As it happens with stories like this, the Girl Next Door secretly adored Soup Can as well. The problem lay in their shyness, their inability to approach the other. Girl Next Door by now had stopped wondering when he'd get the guts and take her out for a movie or something. Maybe she needed to take matters into her own hands.
Back in our Dhaka, Soup Can's parallel self - Parallel Soup Can, if you will – had just started noticing the girl who lived in the next apartment. She was in the same grade as he, and he sometimes saw her at school. Her hair was dyed auburn. She had a blunt nose, green eyes, and laughter that was like exit music for a film.
Parallel Girl Next Door, unlike her counterpart, didn't like our Soup Can at first at all. She found him aloof and awkward; he gawked at her which made her furious. She wanted to confront him, ask him what his business was. That what he was doing was obvious. That it wouldn't work.
It worked. Two months later, they were officially together, doing all the things their parallel selves were only dreaming of. If only the barricade of introversion could be broken.
Then one bright green day in that Dhaka, Soup Can got a text on his cloud from Girl Next Door. She was free for the evening. Would he like to hang out with her?
Soup Can was ecstatic. He'd like that very much. And there he was: in front of her house on time. He knocked twice and waited, cleaning his specs at regular intervals.
Around that same time, Parallel Soup Can was outside Parallel Girl Next Door's house as well. He had come to pick her up. They were going to a friend's party. He knocked twice and waited, cleaning his specs at regular intervals.
Now at the other end of reality: two balding middle-aged officers, on duty to guard the many holes and leakages between worlds, were taking a coffee break. They had been taking coffee breaks quite frequently these days. New company policy. Employees had to be happy. The controls were left in the hands of the uptight humanoid from accounts whom they nicknamed 'The Paranoid Android.'
Paranoid Android wasn't an android. He didn't know why they teased him like that. It made him confused and angry. He never liked those two.

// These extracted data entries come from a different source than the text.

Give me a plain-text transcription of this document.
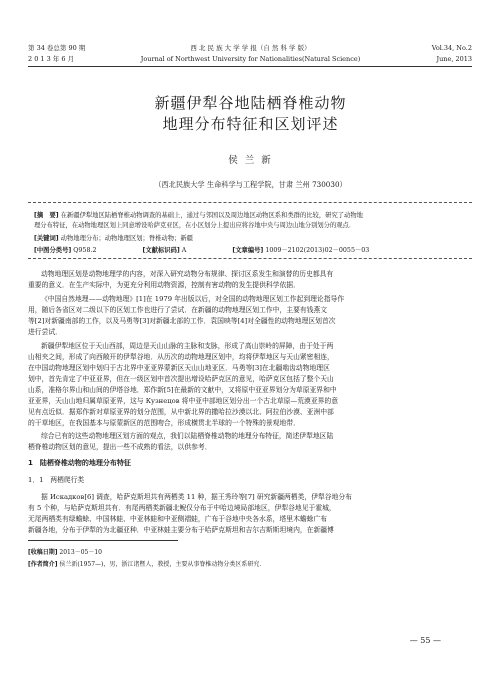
第 34 卷总第 90 期
2 0 1 3 年 6 月
西 北 民 族 大 学 学 报（自 然 科 学 版）
Journal of Northwest University for Nationalities(Natural Science)
Vol.34, No.2
June, 2013
新疆伊犁谷地陆栖脊椎动物
地理分布特征和区划评述
侯 兰 新
（西北民族大学 生命科学与工程学院，甘肃 兰州 730030）
[摘　要] 在新疆伊犁地区陆栖脊椎动物调查的基础上，通过与邻国以及周边地区动物区系和类群的比较，研究了动物地
理分布特征，在动物地理区划上同意增设哈萨克亚区，在小区划分上提出应将谷地中央与周边山地分别划分的观点．
[关键词] 动物地理分布；动物地理区划；脊椎动物；新疆
[中图分类号] Q958.2	[文献标识码] A	[文章编号] 1009－2102(2013)02－0055－03
动物地理区划是动物地理学的内容，对深入研究动物分布规律、探讨区系发生和演替的历史都具有
重要的意义．在生产实际中，为更充分利用动物资源，控制有害动物的发生提供科学依据．
《中国自然地理——动物地理》[1]在 1979 年出版以后，对全国的动物地理区划工作起到理论指导作
用，随后各省区对二级以下的区划工作也进行了尝试．在新疆的动物地理区划工作中，主要有钱燕文
等[2]对新疆南部的工作，以及马勇等[3]对新疆北部的工作．袁国映等[4]对全疆性的动物地理区划首次
进行尝试．
新疆伊犁地区位于天山西部，周边是天山山脉的主脉和支脉，形成了高山崇岭的屏障，由于处于两
山相夹之间，形成了向西敞开的伊犁谷地．从历次的动物地理区划中，均将伊犁地区与天山紧密相连，
在中国动物地理区划中划归于古北界中亚亚界蒙新区天山山地亚区．马勇等[3]在北疆啮齿动物地理区
划中，首先肯定了中亚亚界，但在一级区划中首次提出增设哈萨克区的意见，哈萨克区包括了整个天山
山系，准格尔界山和山间的伊塔谷地．郑作新[5]在最新的文献中，又将原中亚亚界划分为草原亚界和中
亚亚界，天山山地归属草原亚界，这与 Кузнецов 将中亚中部地区划分出一个古北草原—荒漠亚界的意
见有点近似．据郑作新对草原亚界的划分范围，从中新北界的撒哈拉沙漠以北、阿拉伯沙漠、亚洲中部
的干草地区，在我国基本与原蒙新区的范围吻合，形成横贯北半球的一个特殊的景观地带．
综合已有的这些动物地理区划方面的观点，我们以陆栖脊椎动物的地理分布特征，简述伊犁地区陆
栖脊椎动物区划的意见，提出一些不成熟的看法，以供参考．
1　陆栖脊椎动物的地理分布特征
1．1　两栖爬行类
据 Искадков[6] 调查，哈萨克斯坦共有两栖类 11 种，据王秀玲等[7] 研究新疆两栖类，伊犁谷地分布
有 5 个种，与哈萨克斯坦共有．有尾两栖类新疆北鲵仅分布于中哈边境局部地区，伊犁谷地见于霍城，
无尾两栖类有绿蟾蜍、中国林蛙、中亚林蛙和中亚侧褶蛙，广布于谷地中央各水系，塔里木蟾蜍广布
新疆各地，分布于伊犁的为北疆亚种．中亚林蛙主要分布于哈萨克斯坦和吉尔吉斯斯坦境内，在新疆博
[收稿日期] 2013－05－10
[作者简介] 侯兰新(1957—)，男，浙江诸暨人，教授，主要从事脊椎动物分类区系研究．
— 55 —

They could be so mean sometimes.
With such angry sentiments in his head, Paranoid Android, in a bid to finally get his co-workers fired, lifted the plugs off some two hundred leakage channels: one of them being between Girl Next Door and her parallel self's front doors. He then went back to reading his comics.
Soup Can and Parallel Soup Can impatiently waited for the door to open but when it did and they stepped in, they both ended up switching worlds and found themselves stranded forever in a Dhaka that wasn't their Dhaka, with a beautiful Girl Next Door that wasn't their beautiful Girl Next Door, and where the presence (or absence) of bonding clouds made it clear that nothing was in its right place.